- Solos
- Directed by: Jorge Olguín
- Written by: Jorge Olguín Carolina García
- Produced by: Ana María Aguilar Monserrat Astudillo
- Starring: Camille Lynch Karina Pizarro Christobal Barra Carolina Andrade
- Cinematography: Juan Carpintero
- Edited by: Jorge Olguín Guillermo Perez
- Music by: Claudio Perez
- Production companies: Screen Media Films OlguinFilms Chile Films Sleeping Giant Entertainment
- Distributed by: Lionsgate Films
- Release date: April 7, 2008 (BIFFF);
- Running time: 74 minutes
- Country: Chile
- Language: English
- Budget: $100,000–$200,000

= Descendents (2008 film) =

Descendents (also Solos in Chile) is a 2008 Chilean experimental horror film directed by Jorge Olguín, written by Carolina García and Olguín, and starring Camille Lynch. Lynch plays a young child who attempts to cross a land divided by brutal fights between the military and roving zombies.

== Plot ==
After a virus causes a zombie apocalypse, the military engages in brutal warfare against the roving zombies. Young mutants, who are immune to both the virus and the zombies, band together and attempt to escape the violence. Camille, the oldest child, expects to find a safe haven by the coast, and she leads several younger children through the land, where they must avoid bloodthirsty soldiers who mistake them for zombies. During the journey, flashbacks reveal background information about Camille and her mother.

== Cast ==
- Camille Lynch as Camille
- Karina Pizarro as Camille's mother
- Christobal Barra as boy
- Carolina Andrade as girl

== Production ==
Director Jorge Olguín shot Descendents while he was waiting for his next project, Caleuche: The Call of the Sea. His first English-language film, Olguín cast the film after looking for English-speaking actors for Caleuche. It was shot in seven days. Descendents is billed as the first Chilean zombie film.

== Release ==
Descendents premiered at the Brussels International Fantastic Film Festival on April 7, 2008. It received a theatrical release in Chile on October 16, 2008. Lionsgate Films released it on DVD in the United States on May 15, 2012.

== Reception ==
William Harrison of DVD Talk rated it 1/5 stars and wrote, "Repetitive, confusing and boring, Descendents is a waste of time." Gordon Sullivan of DVD Verdict called it "an impressive zombie flick" whose execution does not live up to its ambition or vision.
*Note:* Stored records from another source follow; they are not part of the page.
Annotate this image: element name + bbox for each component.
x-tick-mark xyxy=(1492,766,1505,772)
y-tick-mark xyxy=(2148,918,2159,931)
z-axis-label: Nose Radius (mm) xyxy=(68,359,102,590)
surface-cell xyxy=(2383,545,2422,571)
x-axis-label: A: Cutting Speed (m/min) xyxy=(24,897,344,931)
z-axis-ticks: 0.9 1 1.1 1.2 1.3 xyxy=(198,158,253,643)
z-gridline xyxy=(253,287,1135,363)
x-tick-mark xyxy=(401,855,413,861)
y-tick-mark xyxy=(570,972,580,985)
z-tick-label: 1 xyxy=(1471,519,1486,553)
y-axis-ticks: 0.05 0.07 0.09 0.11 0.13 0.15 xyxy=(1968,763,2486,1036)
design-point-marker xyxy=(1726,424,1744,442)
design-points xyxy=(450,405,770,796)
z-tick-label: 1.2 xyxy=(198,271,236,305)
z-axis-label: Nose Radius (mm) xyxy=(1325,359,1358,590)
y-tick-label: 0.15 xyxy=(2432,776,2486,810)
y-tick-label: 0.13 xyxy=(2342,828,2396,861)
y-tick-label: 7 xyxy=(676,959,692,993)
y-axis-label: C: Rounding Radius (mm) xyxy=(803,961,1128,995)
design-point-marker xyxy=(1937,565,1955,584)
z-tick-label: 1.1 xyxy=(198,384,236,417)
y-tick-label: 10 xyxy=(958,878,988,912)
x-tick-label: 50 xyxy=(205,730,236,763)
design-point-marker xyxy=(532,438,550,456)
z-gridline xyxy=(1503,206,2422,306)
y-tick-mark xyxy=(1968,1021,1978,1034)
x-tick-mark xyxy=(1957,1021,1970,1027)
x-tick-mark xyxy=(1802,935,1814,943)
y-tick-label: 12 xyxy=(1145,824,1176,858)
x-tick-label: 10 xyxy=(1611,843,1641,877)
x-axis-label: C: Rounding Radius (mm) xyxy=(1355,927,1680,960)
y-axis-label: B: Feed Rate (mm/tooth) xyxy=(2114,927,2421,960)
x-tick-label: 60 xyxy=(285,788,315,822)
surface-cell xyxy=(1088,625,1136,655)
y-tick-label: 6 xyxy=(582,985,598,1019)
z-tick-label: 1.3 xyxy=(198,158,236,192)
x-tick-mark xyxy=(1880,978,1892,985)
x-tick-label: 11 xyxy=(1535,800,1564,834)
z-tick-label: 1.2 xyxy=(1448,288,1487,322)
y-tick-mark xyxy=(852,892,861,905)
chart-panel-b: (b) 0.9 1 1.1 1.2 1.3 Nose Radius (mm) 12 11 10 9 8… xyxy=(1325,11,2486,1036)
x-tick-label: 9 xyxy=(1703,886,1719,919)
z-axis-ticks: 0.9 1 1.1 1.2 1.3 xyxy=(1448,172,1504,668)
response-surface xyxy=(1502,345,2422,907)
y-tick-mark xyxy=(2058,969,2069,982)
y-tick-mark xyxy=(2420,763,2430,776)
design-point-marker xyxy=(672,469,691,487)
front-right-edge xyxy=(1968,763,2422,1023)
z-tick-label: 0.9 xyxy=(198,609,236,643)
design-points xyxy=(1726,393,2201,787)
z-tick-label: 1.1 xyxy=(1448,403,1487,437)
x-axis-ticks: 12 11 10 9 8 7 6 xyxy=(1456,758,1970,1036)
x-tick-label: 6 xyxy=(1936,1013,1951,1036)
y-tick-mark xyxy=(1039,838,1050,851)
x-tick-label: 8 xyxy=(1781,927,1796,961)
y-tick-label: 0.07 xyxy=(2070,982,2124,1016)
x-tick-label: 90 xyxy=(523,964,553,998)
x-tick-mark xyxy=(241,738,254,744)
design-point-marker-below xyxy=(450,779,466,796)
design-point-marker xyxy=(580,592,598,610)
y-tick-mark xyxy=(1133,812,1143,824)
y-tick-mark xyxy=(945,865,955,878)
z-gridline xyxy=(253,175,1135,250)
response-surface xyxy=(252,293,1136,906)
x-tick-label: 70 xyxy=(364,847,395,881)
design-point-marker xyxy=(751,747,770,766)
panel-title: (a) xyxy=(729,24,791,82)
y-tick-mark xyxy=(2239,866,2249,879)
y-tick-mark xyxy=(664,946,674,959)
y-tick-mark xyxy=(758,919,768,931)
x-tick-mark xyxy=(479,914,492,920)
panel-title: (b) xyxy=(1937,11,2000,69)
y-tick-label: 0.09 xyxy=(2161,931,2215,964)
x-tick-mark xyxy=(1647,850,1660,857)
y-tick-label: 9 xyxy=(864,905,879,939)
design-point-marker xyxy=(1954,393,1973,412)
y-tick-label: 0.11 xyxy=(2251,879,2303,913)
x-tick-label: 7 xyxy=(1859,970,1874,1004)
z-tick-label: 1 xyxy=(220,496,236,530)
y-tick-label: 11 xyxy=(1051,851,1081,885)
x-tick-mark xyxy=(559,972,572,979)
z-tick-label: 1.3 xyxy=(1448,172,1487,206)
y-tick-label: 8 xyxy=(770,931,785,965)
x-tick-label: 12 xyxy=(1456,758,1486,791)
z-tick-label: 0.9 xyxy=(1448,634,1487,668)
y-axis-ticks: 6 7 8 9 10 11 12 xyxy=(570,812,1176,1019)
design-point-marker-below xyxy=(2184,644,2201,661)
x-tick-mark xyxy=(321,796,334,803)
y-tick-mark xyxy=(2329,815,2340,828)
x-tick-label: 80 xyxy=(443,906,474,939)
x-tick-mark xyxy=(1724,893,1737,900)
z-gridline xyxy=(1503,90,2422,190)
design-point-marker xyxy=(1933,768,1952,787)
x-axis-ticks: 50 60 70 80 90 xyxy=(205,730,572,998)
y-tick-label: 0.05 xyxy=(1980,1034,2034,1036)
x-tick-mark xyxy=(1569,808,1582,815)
Devon Ashby of CraveOnline rated it 2/10 stars and wrote, "Descendents awkwardly unconventional execution and overreliance on child performers gives it an unfinished, diffuse quality that tragically disappoints rather than inspiring." Marc Patterson of Brutal As Hell called it "smartly made and quite stunning to watch" but said that it eventually becomes boring, unsubtle, and superficial. Peter Dendle wrote, "Despite its limitations, the movie uniquely situates the infected against an unforgettable, anemic world, one saturated throughout with sickness and veiled in pale ochre."